T Ashok @ash_thiru on Twitter
Summary
Coverage, an indicator of test effectiveness is really multidimensional and has not been dealt with rigour most often. This article outlines a “Smart coverage framework” that looks at coverage from multiple angles summarising it as a beautiful picture.
We are always challenged on the sufficiency of test cases. The cliched notion of code coverage is sadly insufficient, being an unidimensional measure. Sufficient, it is but definitely not enough. Other notions of coverage like RTM, test coverage have not been given the full rigour to enable making objective assessments.
Given the objective of rapid assessment here is a simple yet complete smart coverage framework that takes a full 360 degree view .
(A) Code coverage
At structural level is CODE coverage to assess if all code present have indeed been executed. This ensures that all code aspects (lines, conditions, paths, functions, classes, files) have indeed been executed/validated at least once. It is important to understand that this is done by executing functionality test cases, and is a measure of completeness of functional test cases; more often at the earlier level of tests.

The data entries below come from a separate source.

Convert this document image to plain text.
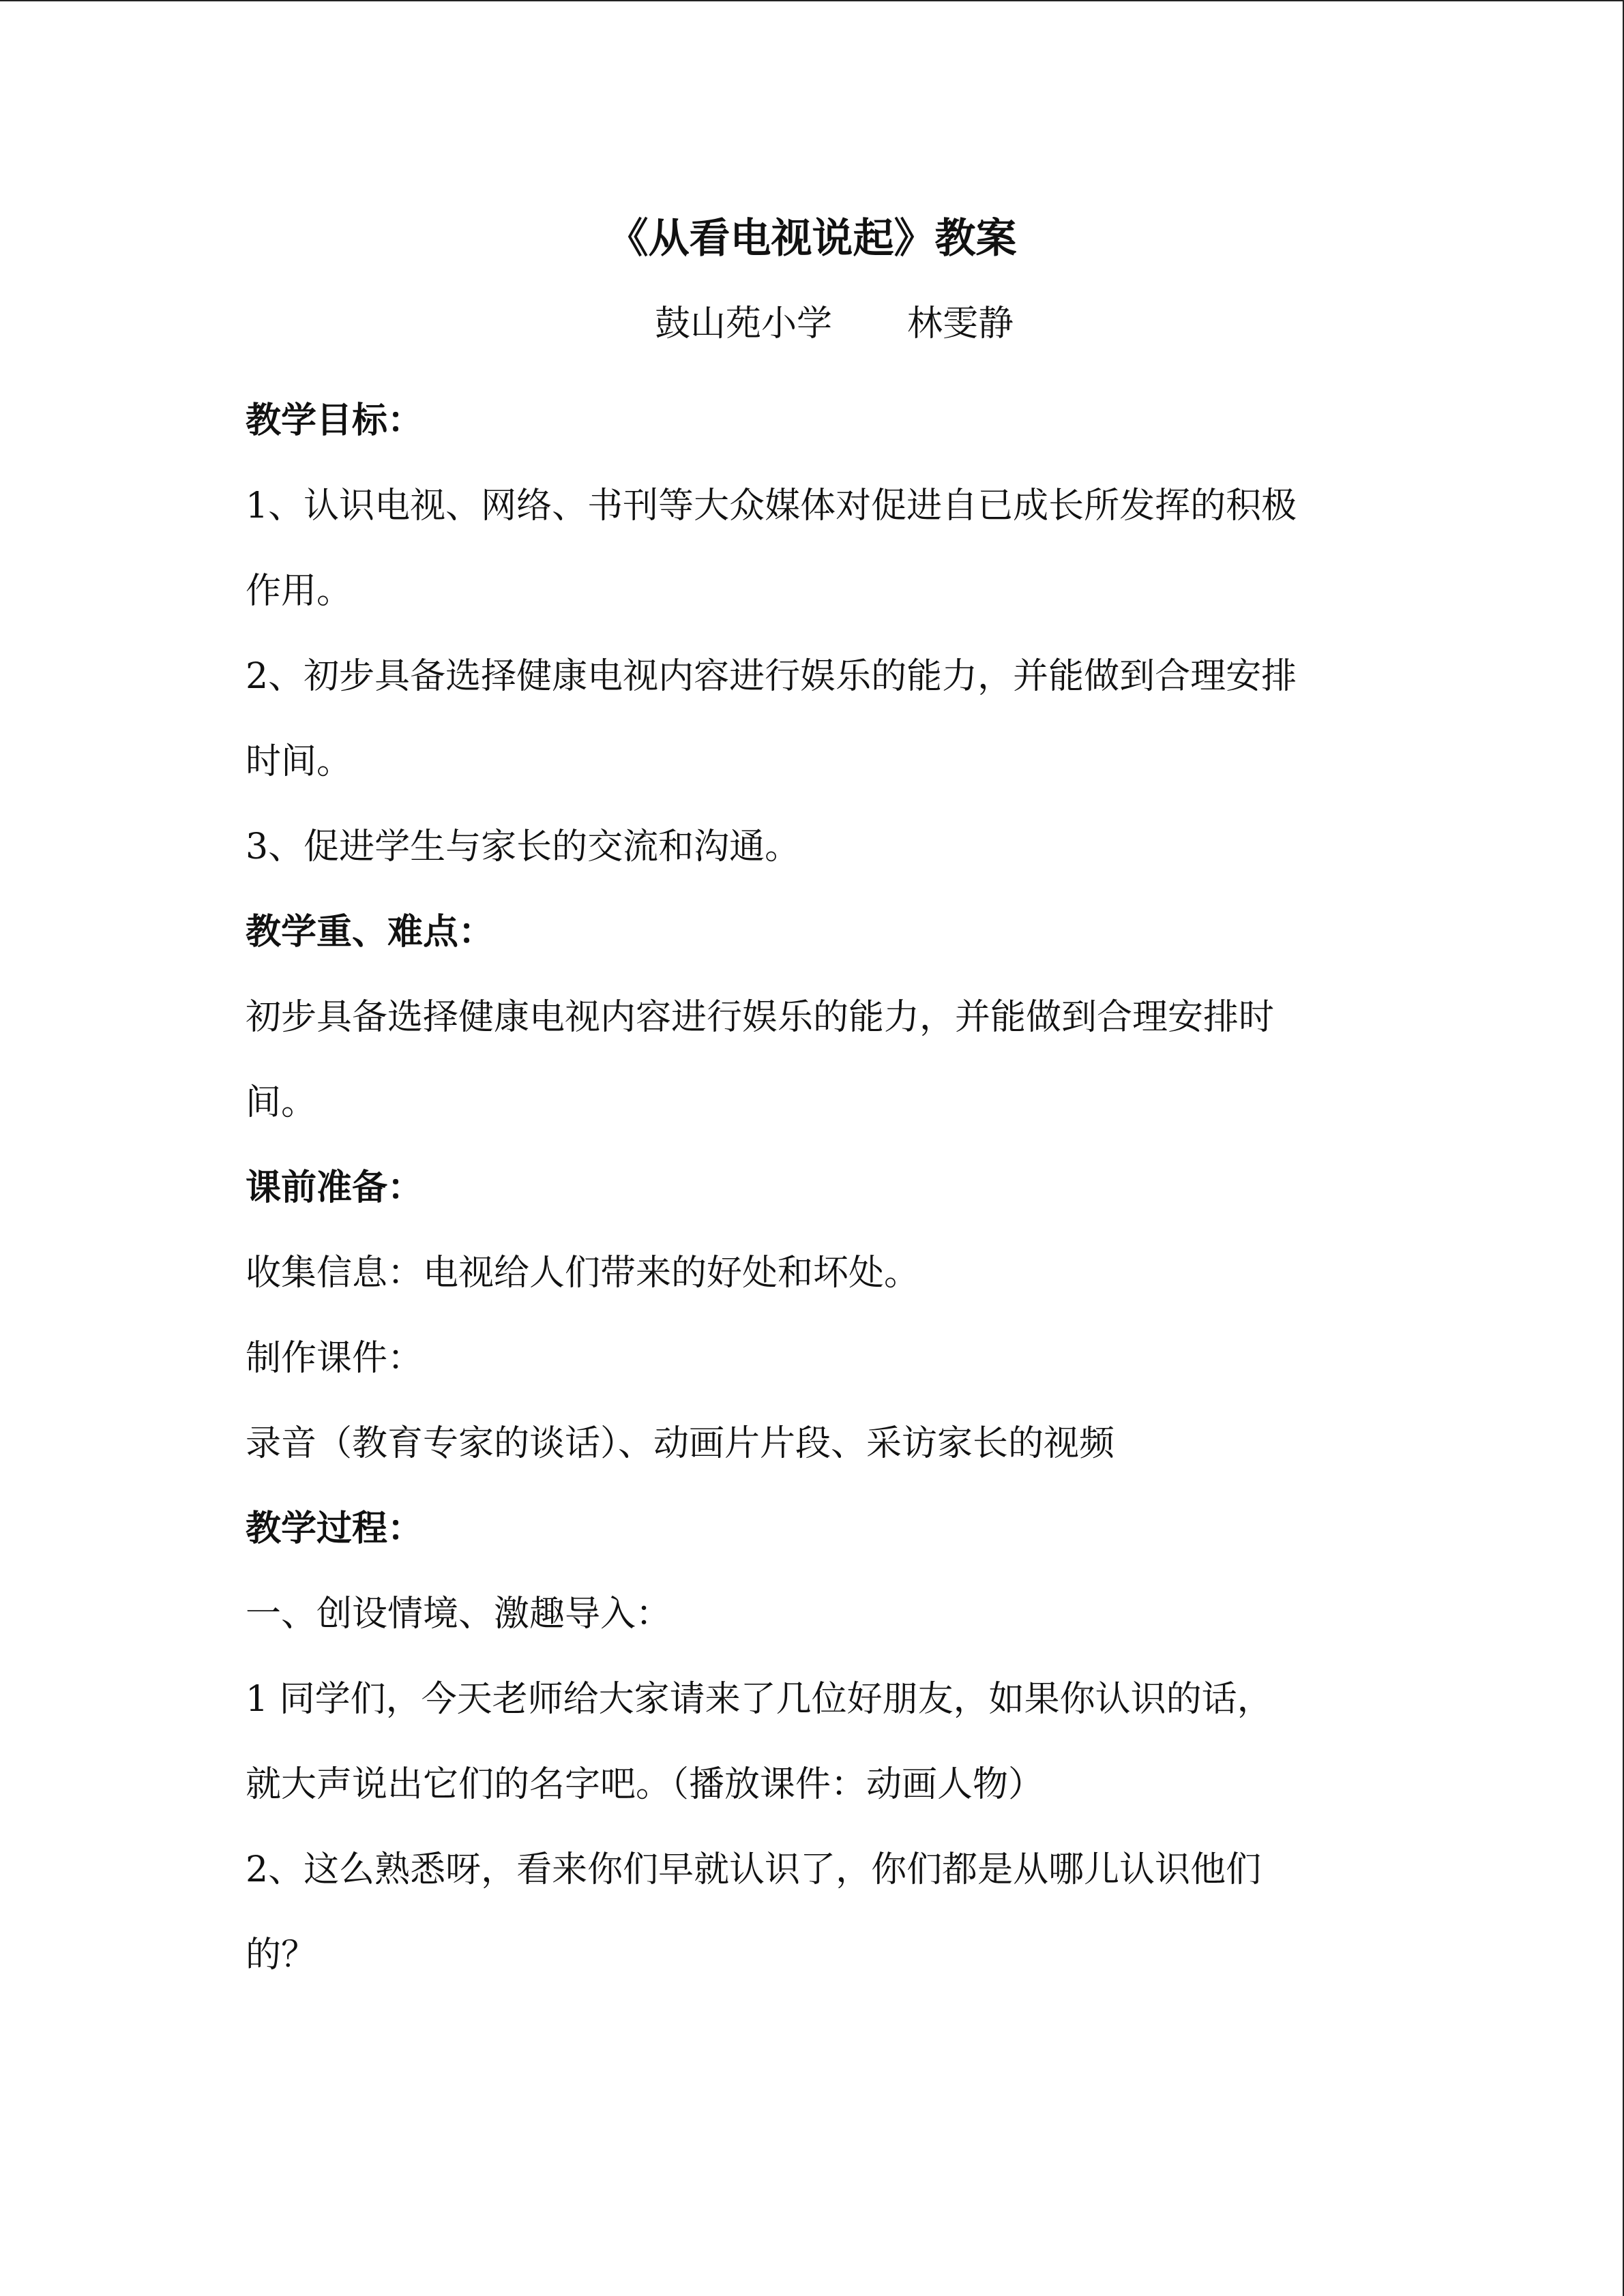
《从看电视说起》教案
鼓山苑小学 林雯静
教学目标：
1、认识电视、网络、书刊等大众媒体对促进自已成长所发挥的积极
作用。
2、初步具备选择健康电视内容进行娱乐的能力，并能做到合理安排
时间。
3、促进学生与家长的交流和沟通。
教学重、难点：
初步具备选择健康电视内容进行娱乐的能力，并能做到合理安排时
间。
课前准备：
收集信息：电视给人们带来的好处和坏处。
制作课件：
录音（教育专家的谈话）、动画片片段、采访家长的视频
教学过程：
一、创设情境、激趣导入：
1 同学们，今天老师给大家请来了几位好朋友，如果你认识的话，
就大声说出它们的名字吧。（播放课件：动画人物）
2、这么熟悉呀，看来你们早就认识了，你们都是从哪儿认识他们
的？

Note that missing code i.e unimplemented functionality cannot be detected by this.
(B) Entity coverage
At a behavioural level is ENTITY coverage, to assess if all entities and all types of entries (the lower level COMPONENT to higher level FLOW) have be validated (i.e have test cases for all types of entities). A system is a composition of various types of entities that have well integrated. It is only logical to ensure that each entity, be it the lower level entity like the component, feature OR higher level entities like requirements, flows have indeed been validated. What this does is to ensure that we have looked from the viewpoint of ‘ in-the-small’ and ‘in-the-large’ and that all of them have been validated.
(C) Environment coverage
Have we planned to validate on all ENVIRONMENTs that matter? An environment is really a combination of various elements like OS, Browser, Database, maybe HW Devices etc. Environment coverage is ensuring that we have validated on all various environments that matter.
(D) Test coverage
Do we have test cases that span different types of tests so that the full SCOPE expected can be evaluated? The scope is really a combination of functional correctness (functionality) and non-functional aspects(attributes). This demands that we perform a variety of different tests, and test coverage is precisely to ensure that we have executed all types of tests that indeed matter.
(E) Persona coverage
Finally do we have scenarios from a PERSONA view so that we can indeed ascertain correctness from user POV? Given that we have validated the product from various angles of code, environment, entity and test types the final straw is looking at from the end consumer. Persona coverage really is ensuring that we have validated the system from POV of various persona (actors really as not end users may be human).
Coverage is not an assessment to be used post design, treat it as one that drives rapid effective design right from start so that we can continually steer tests to be effective & efficient.
In the current context where terminologies like unit testing and integration testing has no meaning you have explained so clearly the levels of testing and types of testing. The challenge is the place or order for environment test coverage. When do you squeeze this? I thought an automated positive flow persona test coverage may be a good choice. My reason is environment coverage costs lot of effort and money no point in testing error recovery or negative tests on all possible environments unless field defects analysis proves our strategy is wrong. Your thoughts please?
Dear Nagaraj- Thank you, glad you liked it. Yes, I agree that env tests are expensive and benefit from automation. Certainly positive scenarios need to be tested on various environments. As for negative scenarios, in addition to your suggestion of basing it on field defect analysis, it may be important to appreciate the type of potential issue(test type) and appropriately choose the negative scenarios. Note that scenarios are not limited to functionality alone and hence how an certain handles security, load etc may be a tad different and therefore some of negative scenarios may prove to be interesting.